The paper is a conglomerate of wisdom both from the academic world and the real world implementation aspects as implemented in Twitter. It discusses how the concepts of handling Big Data and machine learning that originated from the academics have been adapted to large scale industrial applications. Typical problems that we encounter while integrating a pipeline of heterogeneous components are discussed at length e.g. impedance mismatch. You can fork thousands of mappers as part of your map/reduce pipeline for importing data from sharded MySQL databases into Hadoop clusters. But in the practical world when operating at this large scale typically you face denial of service when mappers face starvation with critical resources like database connections. Hence, as the paper recommends "The underlying cause is the differing scalability characteristics of MySQL and Hadoop, which are not exposed at the interfaces provided by these services; additional layers for handling QOS, pushing back on over-eager clients (and handling such pushback), etc. become necessary".
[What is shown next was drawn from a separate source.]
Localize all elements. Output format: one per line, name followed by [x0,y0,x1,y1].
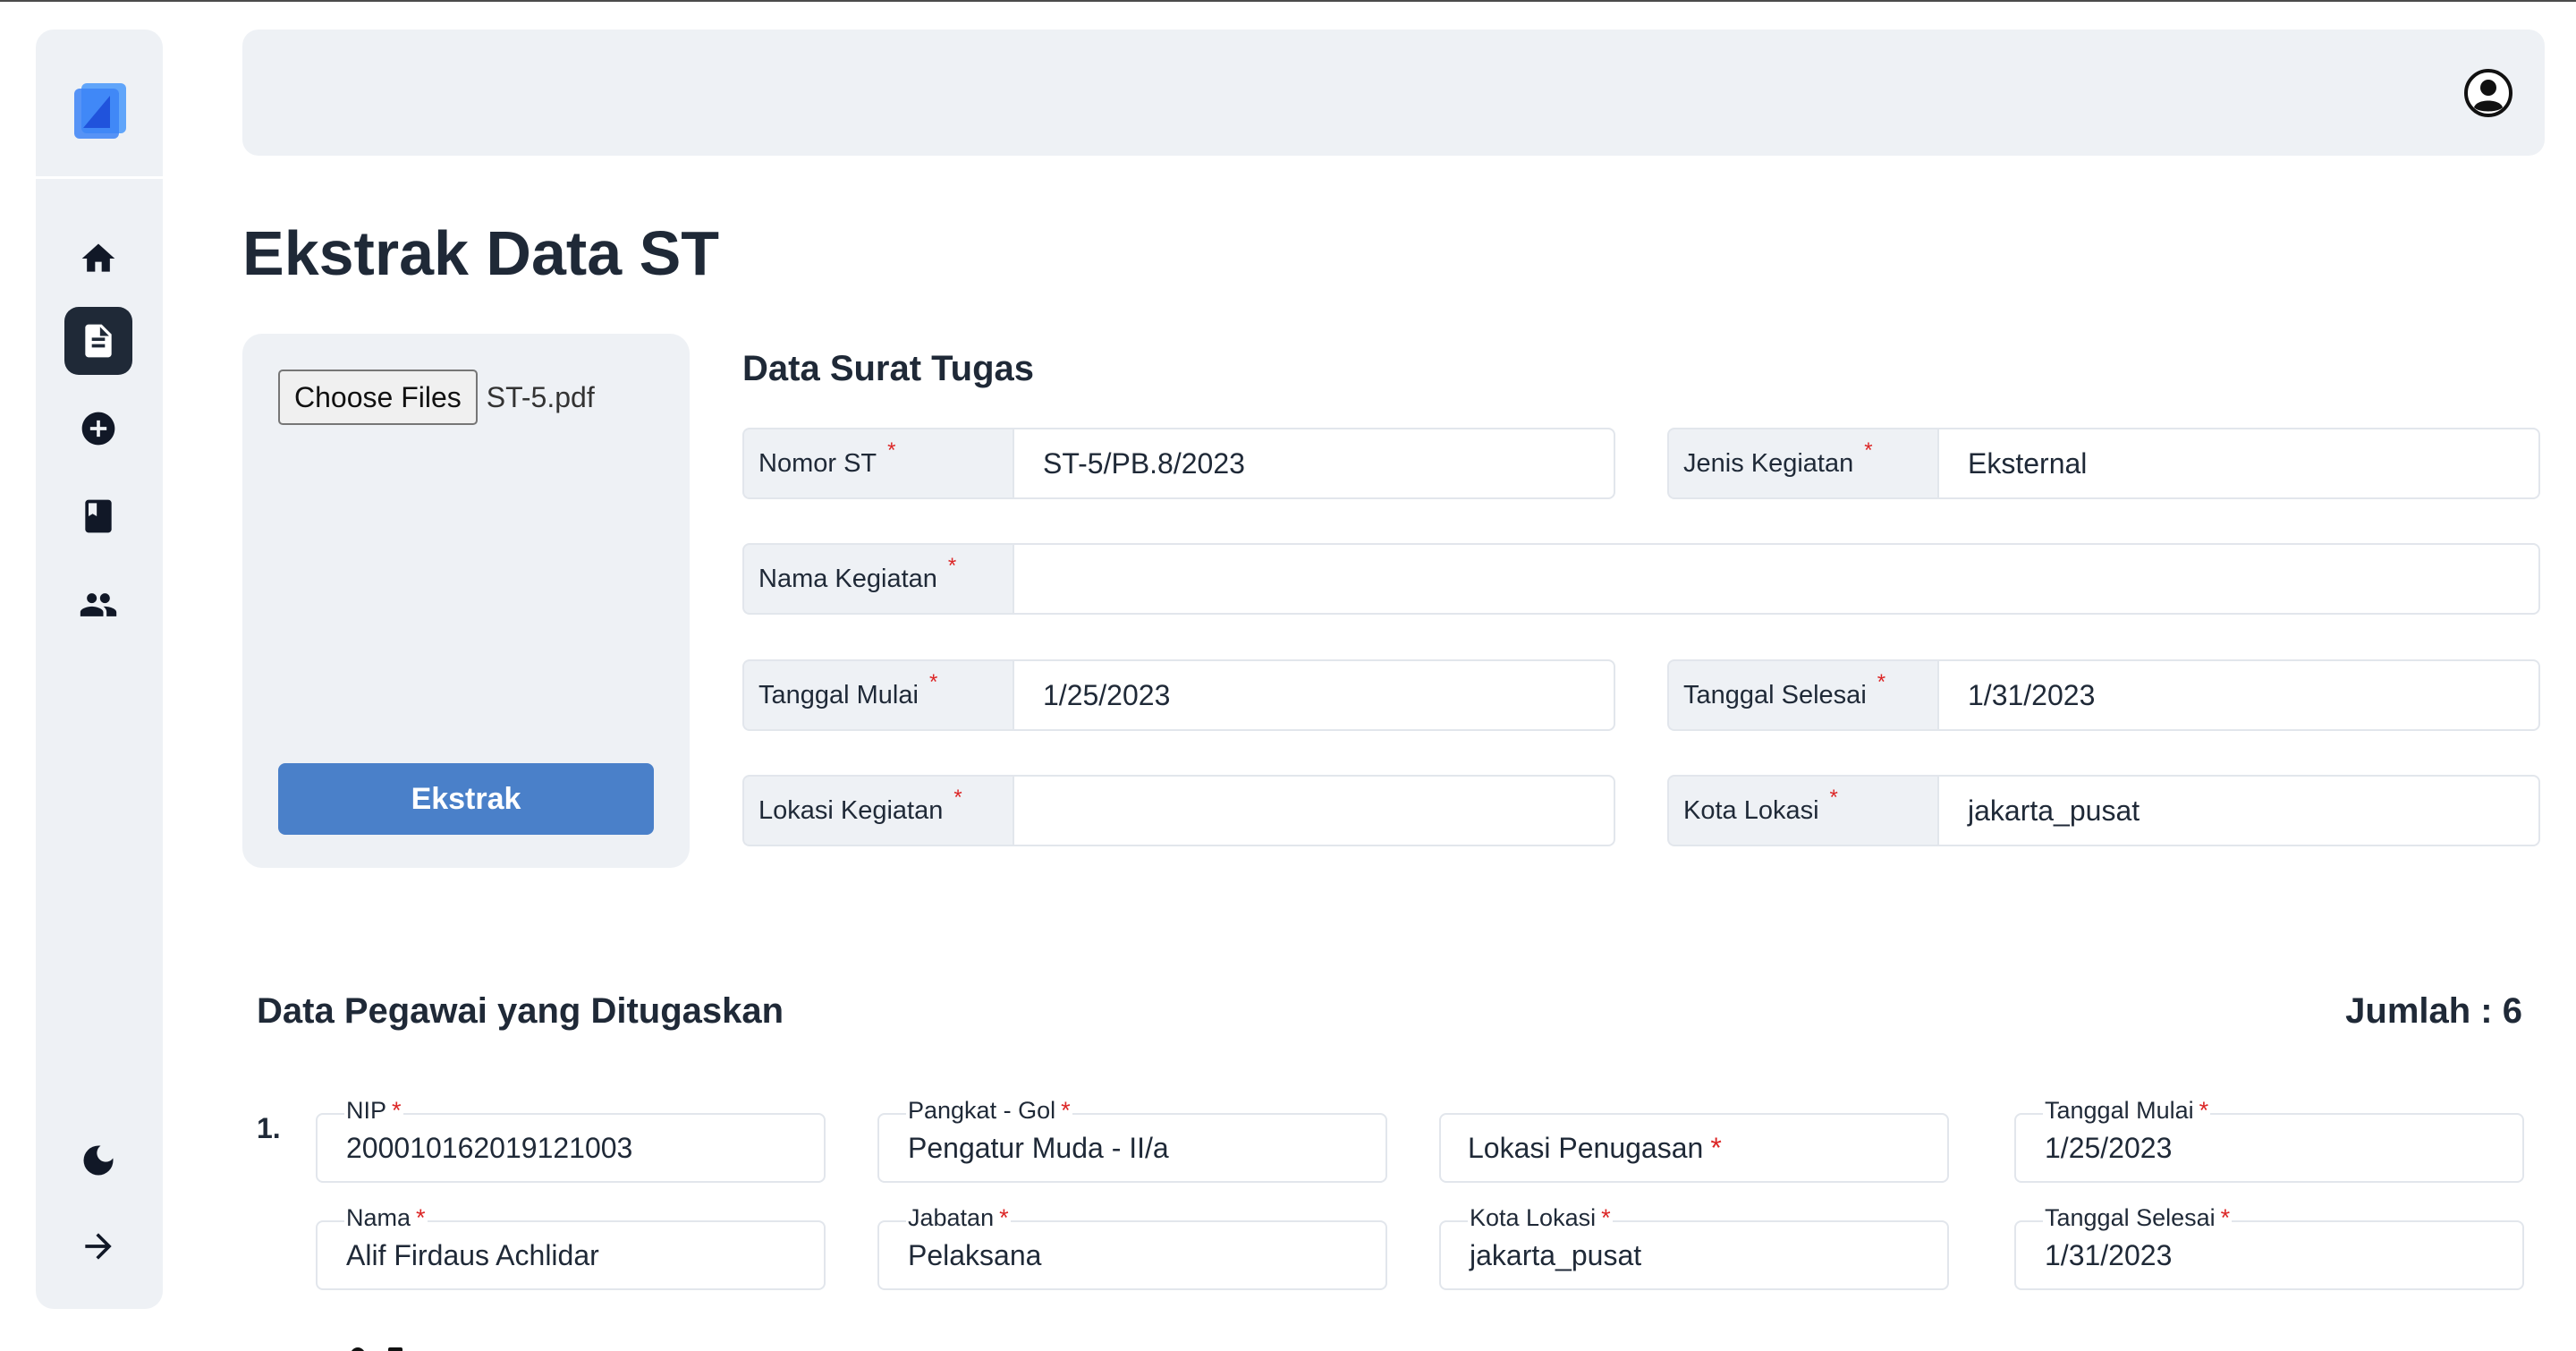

The paper also discusses lots of other issues that you face when operating at the scale of Twitter. Challenges of log transport across data centers to a centralized Hadoop warehouse, importance of schema in log processing, data mining scalability when your data doesn’t fit into one server, drawbacks of using sampling based learning approaches and the virtues of deploying a really scalable machine learning pipeline are some of the topics that the paper discusses. Not all of us operate at that scale, but it’s always recommended to be aware of such concerns at the design and implementation level.
If you are working with Big Data and/or machine learning stuff, a very highly recommended reading ..